AAA announces their Top New Technology Picks for autos
"Every model year, automakers find new ways to employ technology in their vehicles to enhance the driving experience," said John Nielsen, AAA National director of Auto Repair and Buying Services. "While many of the innovations continue to focus on safety and performance, we're also seeing more new technologies that address the environmental impact of the vehicles we drive, which is evident in this year's list."
“AAA’s experts warn not every new vehicle technology necessarily has a positive effect on function or safety. "Many technologies can distract drivers who end up multi-tasking behind the wheel, which takes their focus off the primary task at hand—safely driving their car," Nielsen said.
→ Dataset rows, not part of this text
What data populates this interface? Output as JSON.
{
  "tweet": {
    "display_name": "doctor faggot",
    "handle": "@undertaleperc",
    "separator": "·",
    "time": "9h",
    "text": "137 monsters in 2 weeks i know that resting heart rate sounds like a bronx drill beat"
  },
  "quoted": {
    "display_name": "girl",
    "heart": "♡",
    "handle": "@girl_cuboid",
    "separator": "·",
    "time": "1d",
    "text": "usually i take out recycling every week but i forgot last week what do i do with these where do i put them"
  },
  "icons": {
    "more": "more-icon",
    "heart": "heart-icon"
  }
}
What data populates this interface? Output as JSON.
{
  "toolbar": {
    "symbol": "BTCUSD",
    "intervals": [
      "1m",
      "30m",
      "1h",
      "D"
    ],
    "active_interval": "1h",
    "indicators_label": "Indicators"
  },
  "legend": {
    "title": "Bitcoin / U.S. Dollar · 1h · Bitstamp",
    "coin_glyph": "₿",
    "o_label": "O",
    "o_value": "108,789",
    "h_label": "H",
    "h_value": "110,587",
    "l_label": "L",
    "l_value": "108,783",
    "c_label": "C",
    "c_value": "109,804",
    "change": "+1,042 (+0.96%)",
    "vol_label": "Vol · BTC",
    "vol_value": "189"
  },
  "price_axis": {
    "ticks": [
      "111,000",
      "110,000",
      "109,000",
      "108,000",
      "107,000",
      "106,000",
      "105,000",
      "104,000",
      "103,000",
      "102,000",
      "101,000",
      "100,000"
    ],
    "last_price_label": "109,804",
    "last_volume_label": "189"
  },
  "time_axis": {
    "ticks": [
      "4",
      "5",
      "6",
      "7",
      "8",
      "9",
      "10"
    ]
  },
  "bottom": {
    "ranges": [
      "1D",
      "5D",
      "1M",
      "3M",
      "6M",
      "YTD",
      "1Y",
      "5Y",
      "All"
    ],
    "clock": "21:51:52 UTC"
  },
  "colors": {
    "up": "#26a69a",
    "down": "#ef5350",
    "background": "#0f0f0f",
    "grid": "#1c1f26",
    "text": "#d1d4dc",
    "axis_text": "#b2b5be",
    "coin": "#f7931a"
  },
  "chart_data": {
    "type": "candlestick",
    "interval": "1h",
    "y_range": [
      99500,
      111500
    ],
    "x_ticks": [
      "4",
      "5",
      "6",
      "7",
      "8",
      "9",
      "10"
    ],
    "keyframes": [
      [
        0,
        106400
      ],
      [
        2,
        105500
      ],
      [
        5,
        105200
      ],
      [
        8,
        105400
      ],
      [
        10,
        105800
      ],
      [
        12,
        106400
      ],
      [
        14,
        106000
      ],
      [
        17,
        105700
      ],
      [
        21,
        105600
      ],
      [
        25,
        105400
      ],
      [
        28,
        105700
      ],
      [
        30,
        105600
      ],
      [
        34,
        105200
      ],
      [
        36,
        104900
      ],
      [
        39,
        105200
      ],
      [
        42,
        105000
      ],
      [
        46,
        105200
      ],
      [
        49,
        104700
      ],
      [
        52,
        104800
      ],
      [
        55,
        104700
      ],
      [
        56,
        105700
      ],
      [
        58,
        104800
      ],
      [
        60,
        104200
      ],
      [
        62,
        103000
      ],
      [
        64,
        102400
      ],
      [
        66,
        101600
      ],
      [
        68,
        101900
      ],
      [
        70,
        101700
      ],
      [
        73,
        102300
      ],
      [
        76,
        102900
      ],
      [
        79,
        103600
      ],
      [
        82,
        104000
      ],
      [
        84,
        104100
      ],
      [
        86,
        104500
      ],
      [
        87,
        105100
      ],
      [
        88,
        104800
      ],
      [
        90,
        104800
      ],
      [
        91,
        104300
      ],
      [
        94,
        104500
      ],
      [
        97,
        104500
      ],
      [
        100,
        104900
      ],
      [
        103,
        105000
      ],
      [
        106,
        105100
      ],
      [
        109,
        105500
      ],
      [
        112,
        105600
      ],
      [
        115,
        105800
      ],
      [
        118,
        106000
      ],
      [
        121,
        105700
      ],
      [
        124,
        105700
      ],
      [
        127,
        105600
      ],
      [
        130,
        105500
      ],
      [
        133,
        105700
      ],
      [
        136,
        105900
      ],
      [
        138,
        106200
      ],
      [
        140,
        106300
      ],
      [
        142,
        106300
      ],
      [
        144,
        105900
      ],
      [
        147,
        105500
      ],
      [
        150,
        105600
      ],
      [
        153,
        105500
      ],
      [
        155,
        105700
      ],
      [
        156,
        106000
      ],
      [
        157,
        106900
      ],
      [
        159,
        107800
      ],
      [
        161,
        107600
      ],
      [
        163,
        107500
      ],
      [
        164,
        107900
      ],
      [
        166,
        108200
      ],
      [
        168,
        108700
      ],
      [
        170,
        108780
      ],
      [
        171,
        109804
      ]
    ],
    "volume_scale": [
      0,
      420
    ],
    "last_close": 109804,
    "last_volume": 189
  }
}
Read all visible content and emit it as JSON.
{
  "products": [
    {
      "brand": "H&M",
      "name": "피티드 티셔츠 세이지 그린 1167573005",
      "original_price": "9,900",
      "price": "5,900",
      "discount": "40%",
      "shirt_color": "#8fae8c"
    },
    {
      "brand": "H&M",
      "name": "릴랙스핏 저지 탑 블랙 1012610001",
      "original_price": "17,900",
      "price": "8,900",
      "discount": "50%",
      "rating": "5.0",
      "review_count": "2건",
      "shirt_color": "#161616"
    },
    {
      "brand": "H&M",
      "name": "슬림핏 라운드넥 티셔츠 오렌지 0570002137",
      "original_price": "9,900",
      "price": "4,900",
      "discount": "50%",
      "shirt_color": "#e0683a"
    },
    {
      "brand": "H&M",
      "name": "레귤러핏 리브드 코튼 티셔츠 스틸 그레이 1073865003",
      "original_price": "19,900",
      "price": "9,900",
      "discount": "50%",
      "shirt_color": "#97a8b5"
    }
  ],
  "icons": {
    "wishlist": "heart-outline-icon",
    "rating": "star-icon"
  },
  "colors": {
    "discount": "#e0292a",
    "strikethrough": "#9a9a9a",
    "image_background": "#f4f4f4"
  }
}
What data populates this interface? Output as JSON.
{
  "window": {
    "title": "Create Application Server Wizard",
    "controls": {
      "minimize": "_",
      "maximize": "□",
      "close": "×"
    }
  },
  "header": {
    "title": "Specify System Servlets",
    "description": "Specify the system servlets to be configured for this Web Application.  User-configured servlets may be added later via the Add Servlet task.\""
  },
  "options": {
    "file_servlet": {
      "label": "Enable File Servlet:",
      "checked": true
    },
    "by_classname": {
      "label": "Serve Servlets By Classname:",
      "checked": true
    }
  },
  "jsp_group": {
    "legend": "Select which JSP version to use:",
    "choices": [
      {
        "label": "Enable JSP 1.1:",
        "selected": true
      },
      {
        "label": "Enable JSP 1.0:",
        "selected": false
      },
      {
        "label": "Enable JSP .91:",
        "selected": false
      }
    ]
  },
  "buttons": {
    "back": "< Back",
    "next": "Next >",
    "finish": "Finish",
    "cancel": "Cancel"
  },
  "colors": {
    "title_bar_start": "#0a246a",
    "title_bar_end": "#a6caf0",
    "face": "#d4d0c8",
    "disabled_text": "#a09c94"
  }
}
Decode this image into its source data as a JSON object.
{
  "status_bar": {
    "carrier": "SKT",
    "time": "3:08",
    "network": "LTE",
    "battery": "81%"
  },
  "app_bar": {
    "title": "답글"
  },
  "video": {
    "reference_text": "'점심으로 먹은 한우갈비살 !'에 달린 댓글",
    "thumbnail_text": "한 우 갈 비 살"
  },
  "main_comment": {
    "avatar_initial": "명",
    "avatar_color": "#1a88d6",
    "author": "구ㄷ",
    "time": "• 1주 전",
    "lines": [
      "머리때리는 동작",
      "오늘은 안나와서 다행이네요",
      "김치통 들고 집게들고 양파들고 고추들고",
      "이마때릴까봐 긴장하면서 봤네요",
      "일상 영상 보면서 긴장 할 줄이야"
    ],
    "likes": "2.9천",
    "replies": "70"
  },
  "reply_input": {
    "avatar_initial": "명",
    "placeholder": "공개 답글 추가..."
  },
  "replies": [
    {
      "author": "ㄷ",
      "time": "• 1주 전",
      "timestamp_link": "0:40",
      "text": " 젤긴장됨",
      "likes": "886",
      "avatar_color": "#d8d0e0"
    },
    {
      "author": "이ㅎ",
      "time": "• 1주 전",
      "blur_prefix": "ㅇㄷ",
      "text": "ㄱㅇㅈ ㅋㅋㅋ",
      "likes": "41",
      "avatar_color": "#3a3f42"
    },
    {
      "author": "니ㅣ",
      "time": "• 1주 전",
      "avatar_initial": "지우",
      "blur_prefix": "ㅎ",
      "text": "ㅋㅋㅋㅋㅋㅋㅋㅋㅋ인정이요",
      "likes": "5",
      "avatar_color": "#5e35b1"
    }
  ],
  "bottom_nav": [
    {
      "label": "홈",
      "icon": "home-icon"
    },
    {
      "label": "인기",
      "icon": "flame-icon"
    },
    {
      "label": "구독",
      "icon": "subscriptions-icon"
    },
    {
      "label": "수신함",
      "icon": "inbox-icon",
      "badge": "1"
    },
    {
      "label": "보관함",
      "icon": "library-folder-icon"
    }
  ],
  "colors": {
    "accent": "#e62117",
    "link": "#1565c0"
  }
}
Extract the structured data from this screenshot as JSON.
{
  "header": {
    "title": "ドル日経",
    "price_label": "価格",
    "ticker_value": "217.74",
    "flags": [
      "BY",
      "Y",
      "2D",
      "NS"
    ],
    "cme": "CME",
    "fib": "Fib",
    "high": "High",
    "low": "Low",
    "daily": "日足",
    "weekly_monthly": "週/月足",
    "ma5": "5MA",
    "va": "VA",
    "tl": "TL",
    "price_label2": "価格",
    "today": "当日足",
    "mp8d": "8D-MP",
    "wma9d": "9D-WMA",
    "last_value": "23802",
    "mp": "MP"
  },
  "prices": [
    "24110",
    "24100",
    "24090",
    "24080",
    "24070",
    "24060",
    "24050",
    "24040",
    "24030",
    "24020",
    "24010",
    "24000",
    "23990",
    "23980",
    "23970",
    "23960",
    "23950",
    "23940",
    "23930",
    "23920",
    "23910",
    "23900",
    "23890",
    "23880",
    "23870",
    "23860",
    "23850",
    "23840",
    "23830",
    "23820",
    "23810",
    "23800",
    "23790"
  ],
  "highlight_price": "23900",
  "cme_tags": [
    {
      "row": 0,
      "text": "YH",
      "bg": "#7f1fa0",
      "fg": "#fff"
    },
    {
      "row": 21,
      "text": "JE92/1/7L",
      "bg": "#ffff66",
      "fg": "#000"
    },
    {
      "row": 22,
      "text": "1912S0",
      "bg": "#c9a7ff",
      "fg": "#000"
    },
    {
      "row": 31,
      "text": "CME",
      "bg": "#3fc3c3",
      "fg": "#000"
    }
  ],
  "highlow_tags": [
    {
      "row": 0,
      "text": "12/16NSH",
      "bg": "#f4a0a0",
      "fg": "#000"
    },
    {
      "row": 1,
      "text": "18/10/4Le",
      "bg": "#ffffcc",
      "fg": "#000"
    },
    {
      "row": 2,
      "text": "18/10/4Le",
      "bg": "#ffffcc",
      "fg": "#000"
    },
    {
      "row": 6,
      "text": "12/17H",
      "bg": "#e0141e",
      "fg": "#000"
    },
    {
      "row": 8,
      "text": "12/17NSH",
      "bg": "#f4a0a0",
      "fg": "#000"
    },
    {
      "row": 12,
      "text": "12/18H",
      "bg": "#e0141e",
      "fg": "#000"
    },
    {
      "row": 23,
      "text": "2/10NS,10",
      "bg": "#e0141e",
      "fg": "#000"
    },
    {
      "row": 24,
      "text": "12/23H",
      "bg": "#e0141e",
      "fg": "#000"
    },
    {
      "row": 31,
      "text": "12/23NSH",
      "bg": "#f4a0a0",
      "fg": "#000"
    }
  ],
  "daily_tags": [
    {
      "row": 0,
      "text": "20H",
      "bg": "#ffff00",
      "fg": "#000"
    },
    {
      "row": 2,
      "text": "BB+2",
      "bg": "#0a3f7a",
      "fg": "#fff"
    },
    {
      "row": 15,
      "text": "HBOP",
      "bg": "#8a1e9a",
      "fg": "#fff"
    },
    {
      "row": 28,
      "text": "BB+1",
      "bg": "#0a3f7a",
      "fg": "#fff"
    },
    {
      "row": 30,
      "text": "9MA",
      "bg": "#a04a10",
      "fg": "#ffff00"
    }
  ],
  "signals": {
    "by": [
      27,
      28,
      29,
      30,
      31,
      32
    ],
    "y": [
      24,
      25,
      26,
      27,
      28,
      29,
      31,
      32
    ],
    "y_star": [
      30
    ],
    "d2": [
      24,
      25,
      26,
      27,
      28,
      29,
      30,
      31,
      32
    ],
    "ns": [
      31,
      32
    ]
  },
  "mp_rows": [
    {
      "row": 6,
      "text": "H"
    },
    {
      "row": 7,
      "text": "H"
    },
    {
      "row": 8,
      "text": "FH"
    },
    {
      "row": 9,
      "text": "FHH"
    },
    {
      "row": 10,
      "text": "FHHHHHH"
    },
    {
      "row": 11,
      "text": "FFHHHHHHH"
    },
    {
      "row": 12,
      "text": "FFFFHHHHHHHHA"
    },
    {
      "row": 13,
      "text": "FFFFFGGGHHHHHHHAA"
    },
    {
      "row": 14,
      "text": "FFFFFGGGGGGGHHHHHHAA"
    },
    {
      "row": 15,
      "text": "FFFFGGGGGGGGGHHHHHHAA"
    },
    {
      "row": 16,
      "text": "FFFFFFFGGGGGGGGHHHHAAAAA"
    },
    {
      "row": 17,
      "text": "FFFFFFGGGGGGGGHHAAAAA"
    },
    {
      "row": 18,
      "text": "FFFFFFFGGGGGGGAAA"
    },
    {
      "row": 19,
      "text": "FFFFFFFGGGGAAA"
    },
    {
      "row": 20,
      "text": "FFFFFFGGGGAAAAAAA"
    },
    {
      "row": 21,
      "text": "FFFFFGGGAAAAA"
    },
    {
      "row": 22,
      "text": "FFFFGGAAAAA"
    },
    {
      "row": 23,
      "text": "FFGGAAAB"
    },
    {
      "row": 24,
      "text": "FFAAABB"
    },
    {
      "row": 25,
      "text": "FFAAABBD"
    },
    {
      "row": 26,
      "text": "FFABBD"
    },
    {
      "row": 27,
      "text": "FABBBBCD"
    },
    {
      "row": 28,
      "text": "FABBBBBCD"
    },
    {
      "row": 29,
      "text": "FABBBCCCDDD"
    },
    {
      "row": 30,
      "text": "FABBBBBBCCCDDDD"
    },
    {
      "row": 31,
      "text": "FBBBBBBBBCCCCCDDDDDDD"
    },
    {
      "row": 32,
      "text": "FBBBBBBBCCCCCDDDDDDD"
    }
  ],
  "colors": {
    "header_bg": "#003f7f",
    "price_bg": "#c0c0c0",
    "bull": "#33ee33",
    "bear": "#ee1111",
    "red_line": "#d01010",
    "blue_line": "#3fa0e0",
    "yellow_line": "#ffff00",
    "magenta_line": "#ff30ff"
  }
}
This year's top picks for new vehicle technology include:
All-Electric Vehicles – While many automakers have electric vehicles in the works, the Nissan Leaf was the first to market from a major car brand. With a 100-mile range, AAA believes the Leaf is a viable option for many commuters. They report it handles well, has a well-designed interior, and based on a cents per mile basis, costs less than half as much as gasoline in fuel-efficient cars.
Plug-In Hybrids – They provide the benefits of an electric car, with the same driving range as a conventional vehicle. For example, the Chevrolet Volt and soon-to-arrive, plug-in Toyota Prius operate in all-electric mode for a limited local range, after which a small gasoline engine either powers the vehicle or recharges the battery while moving.
Turbocharging and Supercharging – Systems long associated with performance can now produce enhanced fuel economy. Turbochargers and superchargers allow for smaller engines that burn less fuel during normal driving, while still offer the performance of a larger engine for passing or merging. Ford's EcoBoost engines are an example of this technology, recently introduced into its F-150 models.
Inflatable Rear Seatbelts – Both Ford and Mercedes-Benz are working with this technology bringing a large measure of protection to those who are buckled up in the rear. In a crash, the seatbelts inflate, spreading the force of the impact over a larger area of the body, greatly reducing injuries.
Start-Stop Technology – Start-stop technology is making its debut in America via Mazda's i-stop feature. The technology shuts off the engine when the car is at a stop, and instantly restarts it when the driver takes his foot off the brake pedal. Widespread application has the potential to save energy in non-hybrid vehicles, particularly in urban areas.
Variable Valve Timing – A feature once limited to high-cost performance and luxury models is now available in nearly every price range Variable valve timing creates more engine power while delivering greater efficiency and lower emissions. The technology is now widespread in models from Ford, GM, Chrysler, Toyota, Honda and BMW.
Enhanced Stability Control/Rollover Protection – Introduced in the 2011 Ford Explorer, curve control senses when a driver has entered a turn too quickly which can cause a crash, especially in vehicles with high centers of gravity. Curve control backs off the throttle and, if more assistance is needed, applies the brakes. Ford claims the system can reduce vehicle speed by 10 mph in just one second to help the driver maintain control in a curve.
Diesel Engines – Modern diesel engines are clean, quiet, refined and powerful. They also are economical, often providing a 30 percent boost in fuel economy with a corresponding decline in carbon dioxide emissions compared to gasoline engines. Some top performers in this area include Volkswagen models with TDI diesel engines, and Mercedes-Benz vehicles with BlueTEC diesel power plants.
Alternator Recharging Programs – Toyota and BMW limit the time the alternator recharges the battery to higher engine speeds and/or when the car is slowing down. The outcome for the driver is improved performance of engine while idling and better fuel economy.